BY EAMON WELCH — Although Native Americans enjoy a substantial degree of sovereign immunity on their tribal lands, the United States Court of Appeals for the Eleventh Circuit recently demonstrated that this immunity is not unqualified. On October 15, 2012, in Miccosukee Tribe of Indians of Florida v. United States, the Eleventh Circuit ruled that the Miccosukee Tribe could not escape liability for tax fraud by asserting tribal immunity.
Federal law requires Native American tribes to deduct and withdraw federal income taxes from money paid out to tribal members as a result of gambling proceeds generated by tribal casinos.
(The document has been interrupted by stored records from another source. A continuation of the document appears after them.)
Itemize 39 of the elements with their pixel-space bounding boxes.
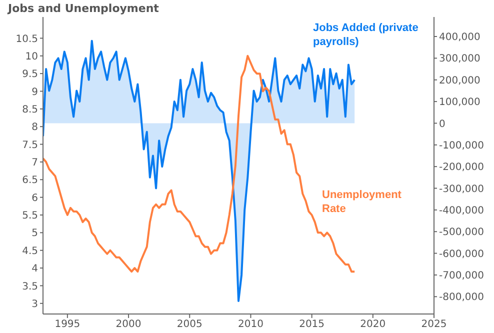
x-tick-label: 1995	[54, 319, 80, 330]
y-tick-label: 8.5	[22, 104, 38, 116]
y2-tick-label: -800,000	[439, 292, 484, 304]
y2-tick-label: -400,000	[439, 205, 484, 216]
y2-tick-label: -200,000	[439, 162, 484, 174]
x-tick-label: 2010	[238, 319, 264, 330]
y2-tick-label: 300,000	[439, 54, 480, 65]
x-tick-label: 2020	[360, 319, 386, 330]
y-tick-label: 10	[25, 51, 38, 62]
y-tick-label: 8	[32, 122, 38, 134]
y-tick-label: 3	[32, 298, 38, 310]
y2-tick-label: 0	[439, 118, 446, 130]
y2-tick-label: -300,000	[439, 184, 484, 195]
y-tick-label: 6.5	[22, 175, 38, 186]
y2-tick-label: -700,000	[439, 270, 484, 282]
y-tick-label: 10.5	[16, 34, 38, 45]
chart-title: Jobs and Unemployment	[8, 2, 159, 15]
x-tick-label: 2025	[421, 319, 447, 330]
series-label: Jobs Added (private payrolls)	[313, 21, 419, 49]
y-tick-label: 5.5	[22, 210, 38, 222]
series-label: Unemployment Rate	[322, 188, 402, 216]
y-tick-label: 4.5	[22, 246, 38, 257]
y2-tick-label: 400,000	[439, 32, 480, 44]
y-tick-label: 4	[32, 264, 38, 275]
y2-tick-label: -600,000	[439, 248, 484, 260]
y-tick-label: 9	[32, 86, 38, 98]
y2-tick-label: 200,000	[439, 75, 480, 86]
x-tick-label: 2015	[299, 319, 325, 330]
x-tick-label: 2000	[116, 319, 142, 330]
y2-tick-label: 100,000	[439, 97, 480, 108]
y-tick-label: 9.5	[22, 69, 38, 80]
y-tick-label: 3.5	[22, 281, 38, 292]
y2-tick-label: -100,000	[439, 140, 484, 152]
y-tick-label: 7.5	[22, 140, 38, 151]
y-tick-label: 7	[32, 158, 38, 169]
x-tick-label: 2005	[176, 319, 202, 330]
y-tick-label: 6	[32, 192, 38, 204]
y2-tick-label: -500,000	[439, 227, 484, 238]
y-tick-label: 5	[32, 228, 38, 240]
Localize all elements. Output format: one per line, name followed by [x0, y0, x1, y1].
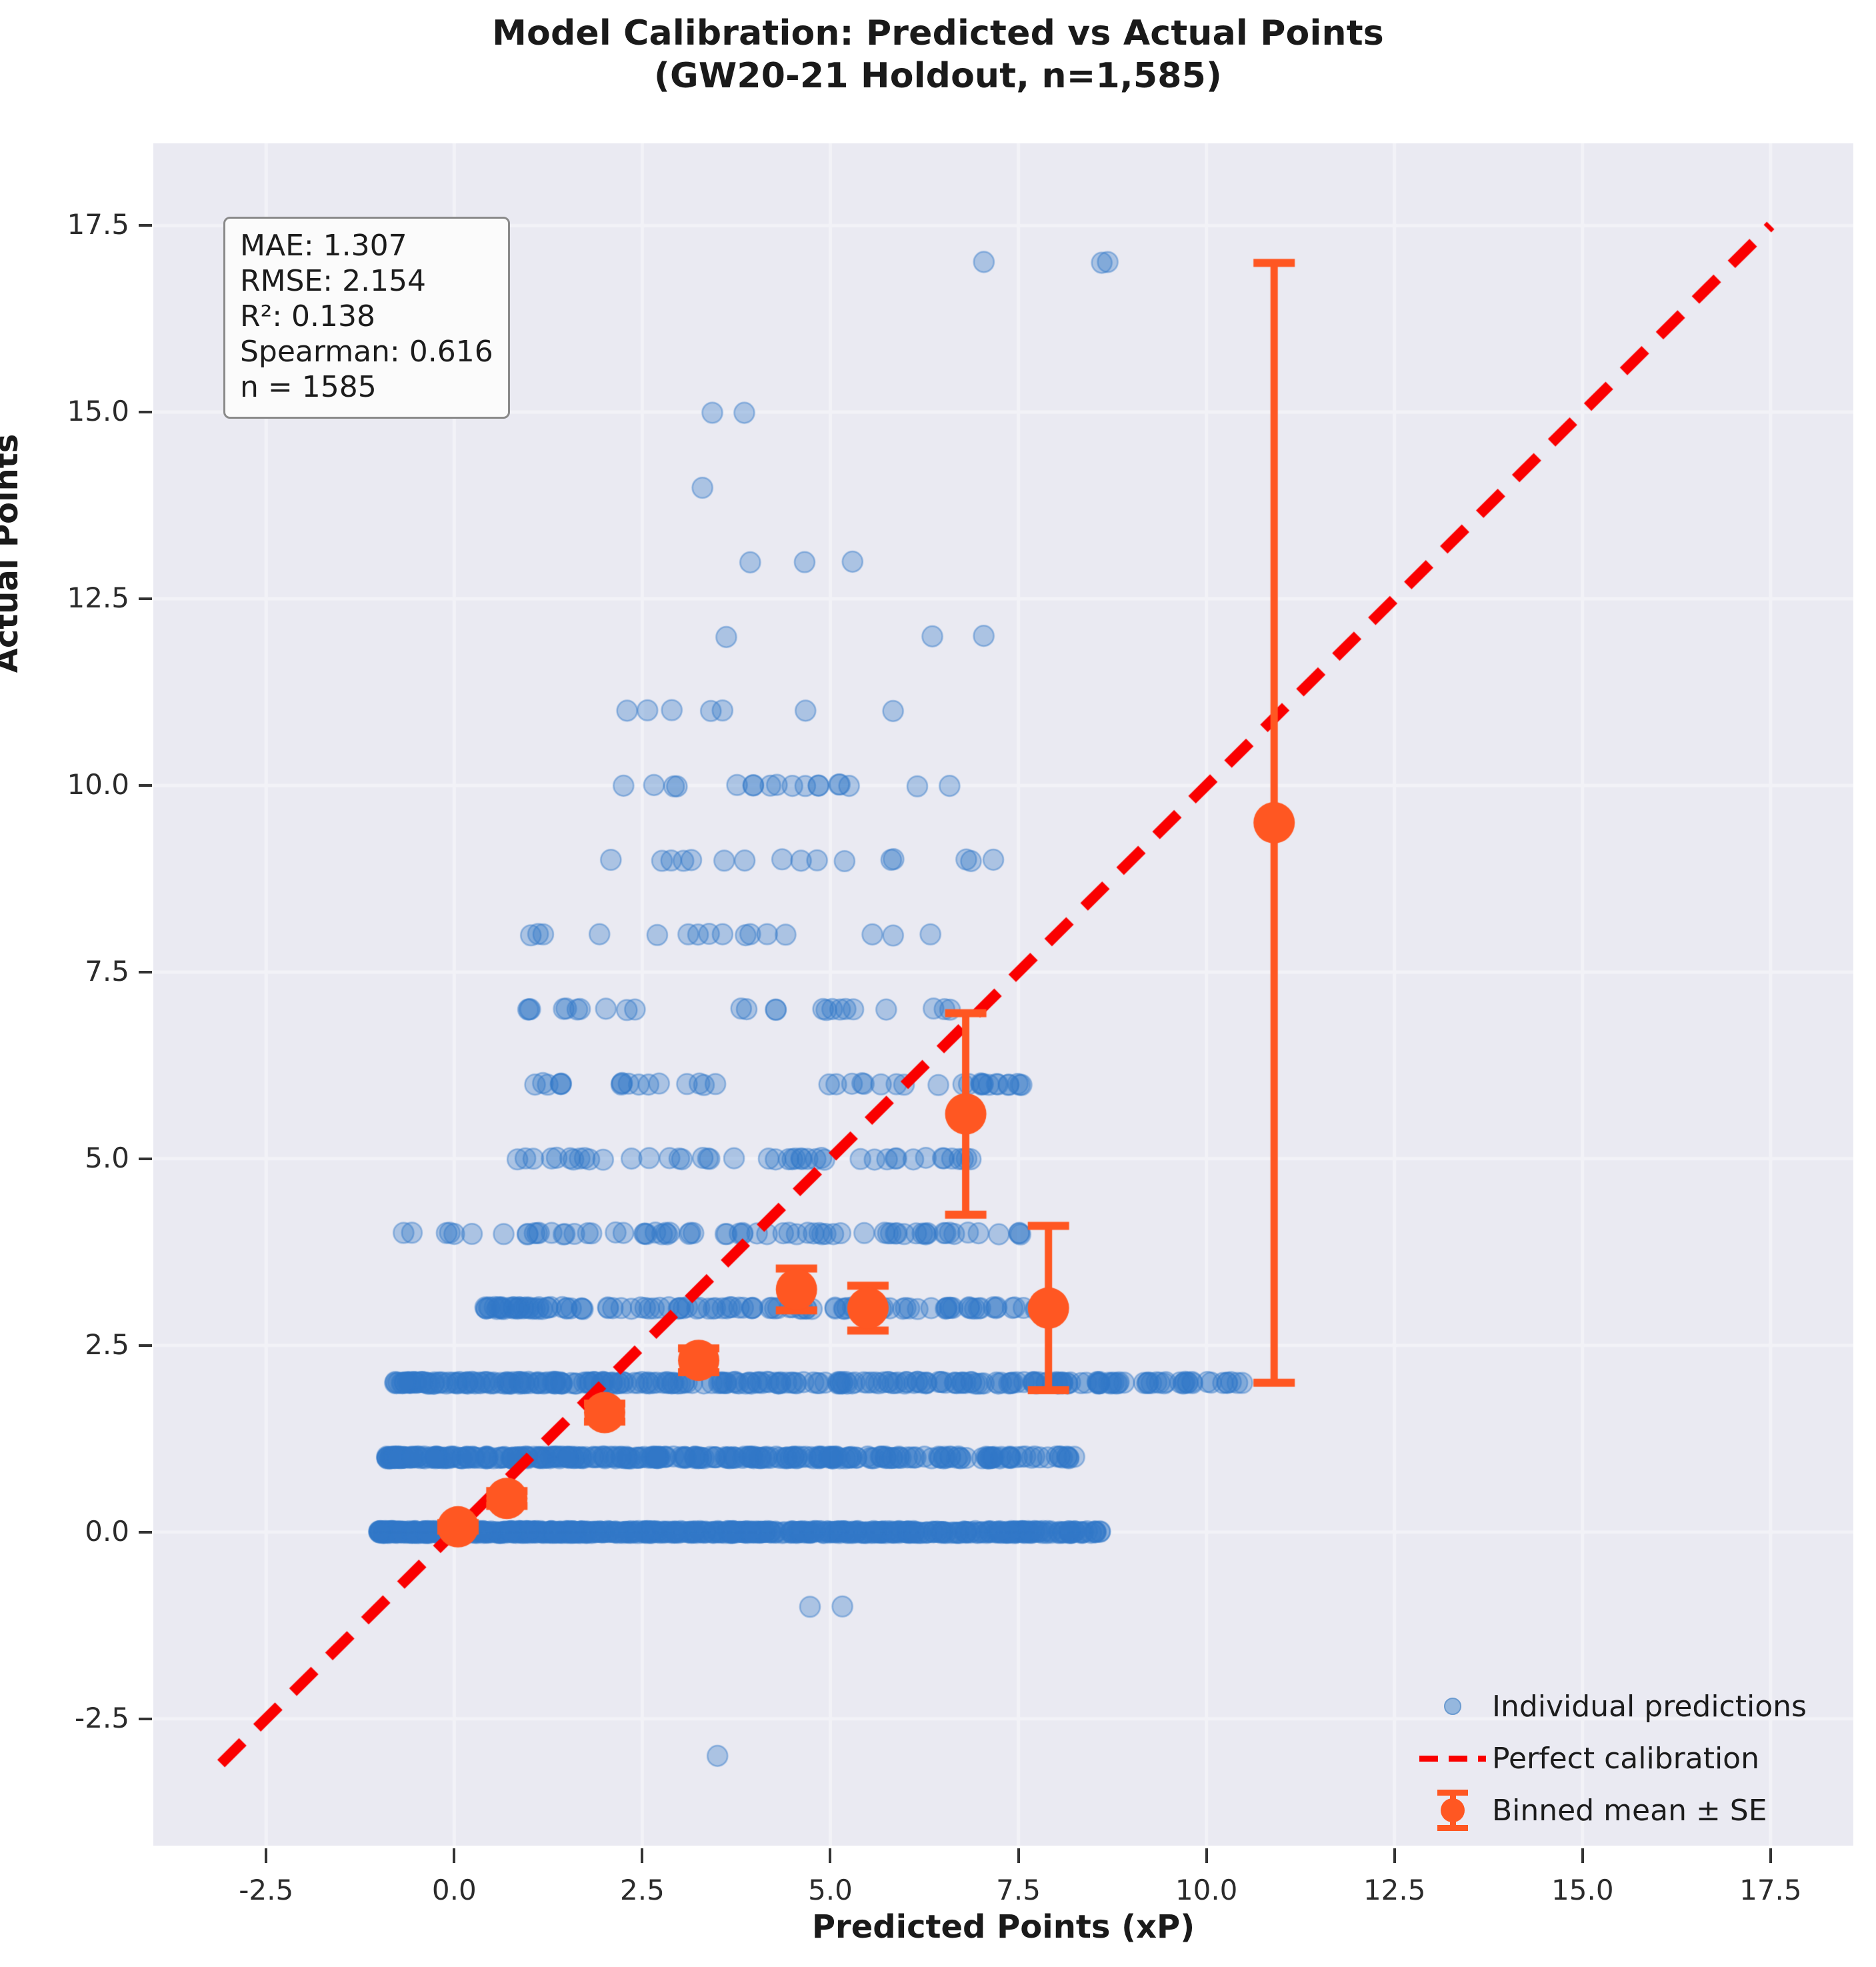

Additionally, federal law contains certain reporting requirements for this area as well.
The facts underlying the Eleventh Circuit’s recent decision arose in 2005, when the IRS commenced an investigation into the Tribe’s tax withholdings. The IRS concluded that the Tribe had failed to comply with the federal income reporting requirements for Native American tribes. Following the investigation, the IRS Commissioner, in 2010, issued summonses for documents to several financial institutions where the Tribe maintained accounts. The Tribe resisted the summonses on multiple grounds, including tribal sovereign immunity.
The Eleventh Circuit rejected the Tribe’s argument that tribal sovereign immunity shielded if from IRS investigation. For one, the IRS summonses were not issued to the Tribe, but to third-party financial institutions that possessed financial information about the tribe. Moreover, even if the summonses were considered a suit against the Tribe itself, tribal sovereign immunity would still not preclude them. The Eleventh Circuit cited the Supreme Court’s perspective in United States v. U.S. Fidelity & Guar. Co. that what was once complete sovereign immunity for Native American tribes has waned into a custodial sovereign immunity “held” by the United States. Consequently, the Tribe “may not rely on tribal sovereign immunity to bar a suit by a superior sovereign.”